If Massachusetts is the laboratory for ObamaCare, consider this an explosion. The Boston Globe reports that employers have begun doing precisely what everyone knew they would do when insurance prices spiked: dump health plans. Companies that used to offer health-care coverage are paying the fines and saving money by dumping their employees into state-run coverage (via Newsalert):
The relentlessly rising cost of health insurance is prompting some small Massachusetts companies to drop coverage for their workers and encourage them to sign up for state-subsidized care instead, a trend that, some analysts say, could eventually weigh heavily on the state’s already-stressed budget.
Since April 1, the date many insurance contracts are renewed for small businesses, the owners of about 90 small companies terminated their insurance plans with Braintree-based broker Jeff Rich and indicated in a follow-up survey that they were relying on publicly-funded insurance for their employees. …
The Massachusetts Division of Health Care Finance and Policy annually surveys employers and found no significant drop in coverage as of the end of 2009, when more than three-quarters of companies offered health insurance.
But insurance brokers say the pace of terminations has picked up considerably since then among small companies, of which there are thousands in Massachusetts. Many of these companies — restaurants, day-care centers, hair salons, and retail shops — typically pay such low wages that their workers qualify for state-subsidized health insurance when their employers drop their plans.
“Those employers are trying to keep their doors open, and to the extent they can cut expenses, they will cut health insurance because they know their people can go to Commonwealth Care,’’ said Mark Gaunya, president of the Massachusetts Association of Health Underwriters, a trade group representing more than 1,000 brokers and other insurance professionals.
Actually, in Massachusetts it may be more of a race to see who gets to the ultimate finish line first. Will businesses under extreme economic duress and competitive pressure start dumping employee health insurance coverage before health insurers go out of business? Governor Deval Patrick countermanded rate hikes from major insurers this year, which means they have no way to cover the rising costs created by the must-insure mandate and other legal restrictions in Massachusetts. The question will probably be what will come last — the barbecued chicken or the scrambled egg.
Otherwise, the economics are rather simple. Employers face a fine of less than $300 per employee not covered by health insurance. They have to pay thousands per employee every year for the insurance. In this economy, which option will look best — especially when a company’s competitors dump coverage to keep prices low? Anyone who has run a business can answer that question easily.

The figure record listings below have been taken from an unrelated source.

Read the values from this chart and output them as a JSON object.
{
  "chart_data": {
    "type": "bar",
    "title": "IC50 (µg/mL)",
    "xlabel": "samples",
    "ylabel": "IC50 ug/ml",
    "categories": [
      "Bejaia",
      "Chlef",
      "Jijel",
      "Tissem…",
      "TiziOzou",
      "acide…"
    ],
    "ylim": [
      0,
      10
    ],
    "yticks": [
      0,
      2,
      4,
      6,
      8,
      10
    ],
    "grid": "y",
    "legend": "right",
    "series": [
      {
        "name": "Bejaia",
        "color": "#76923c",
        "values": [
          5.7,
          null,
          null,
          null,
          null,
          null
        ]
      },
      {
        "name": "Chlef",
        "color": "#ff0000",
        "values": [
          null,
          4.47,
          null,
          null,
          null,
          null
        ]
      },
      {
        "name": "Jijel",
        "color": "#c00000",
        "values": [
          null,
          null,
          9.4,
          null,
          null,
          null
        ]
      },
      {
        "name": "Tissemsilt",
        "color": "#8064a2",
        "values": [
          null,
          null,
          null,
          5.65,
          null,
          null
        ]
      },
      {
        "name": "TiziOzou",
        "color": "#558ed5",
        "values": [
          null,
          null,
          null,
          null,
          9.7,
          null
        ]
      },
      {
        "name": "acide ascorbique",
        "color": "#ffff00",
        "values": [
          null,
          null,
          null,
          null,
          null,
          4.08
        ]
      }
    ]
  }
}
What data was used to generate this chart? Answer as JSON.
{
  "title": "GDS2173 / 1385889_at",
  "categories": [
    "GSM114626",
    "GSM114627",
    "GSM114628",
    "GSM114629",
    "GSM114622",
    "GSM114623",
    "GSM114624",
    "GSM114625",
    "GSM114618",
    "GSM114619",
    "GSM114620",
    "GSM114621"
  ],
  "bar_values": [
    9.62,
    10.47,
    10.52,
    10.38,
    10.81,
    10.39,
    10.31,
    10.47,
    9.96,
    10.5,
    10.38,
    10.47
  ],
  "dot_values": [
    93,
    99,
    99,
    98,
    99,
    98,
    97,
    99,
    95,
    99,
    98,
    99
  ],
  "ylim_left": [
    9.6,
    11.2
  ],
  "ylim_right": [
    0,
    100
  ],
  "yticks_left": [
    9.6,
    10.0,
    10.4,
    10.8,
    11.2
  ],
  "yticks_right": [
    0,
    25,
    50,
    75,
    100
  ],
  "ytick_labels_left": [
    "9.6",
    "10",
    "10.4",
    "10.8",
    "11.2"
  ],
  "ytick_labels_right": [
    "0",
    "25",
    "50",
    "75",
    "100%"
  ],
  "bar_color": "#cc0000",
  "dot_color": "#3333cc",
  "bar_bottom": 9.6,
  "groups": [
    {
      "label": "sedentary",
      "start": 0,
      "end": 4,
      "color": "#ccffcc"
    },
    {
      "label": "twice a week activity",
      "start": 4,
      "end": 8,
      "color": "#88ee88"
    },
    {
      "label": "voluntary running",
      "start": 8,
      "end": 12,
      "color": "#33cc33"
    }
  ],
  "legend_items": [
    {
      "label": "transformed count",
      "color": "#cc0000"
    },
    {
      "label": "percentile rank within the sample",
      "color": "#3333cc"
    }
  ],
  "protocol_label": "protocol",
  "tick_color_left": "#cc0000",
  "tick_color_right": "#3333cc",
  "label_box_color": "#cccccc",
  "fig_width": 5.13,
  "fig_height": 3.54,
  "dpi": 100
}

The same exact incentives exist in ObamaCare, as CBS belatedly discovered after its passage. With the Senate and the White House eyeballing price controls for health insurance, the federal system will have the same perverse incentive structure as Massachusetts, and businesses will eventually respond to them in ways that will create a de facto single-payer system in the US. That appears to be more like a designed outcome than a policy mistake as Barack Obama and Congress follow the Massachusetts playbook.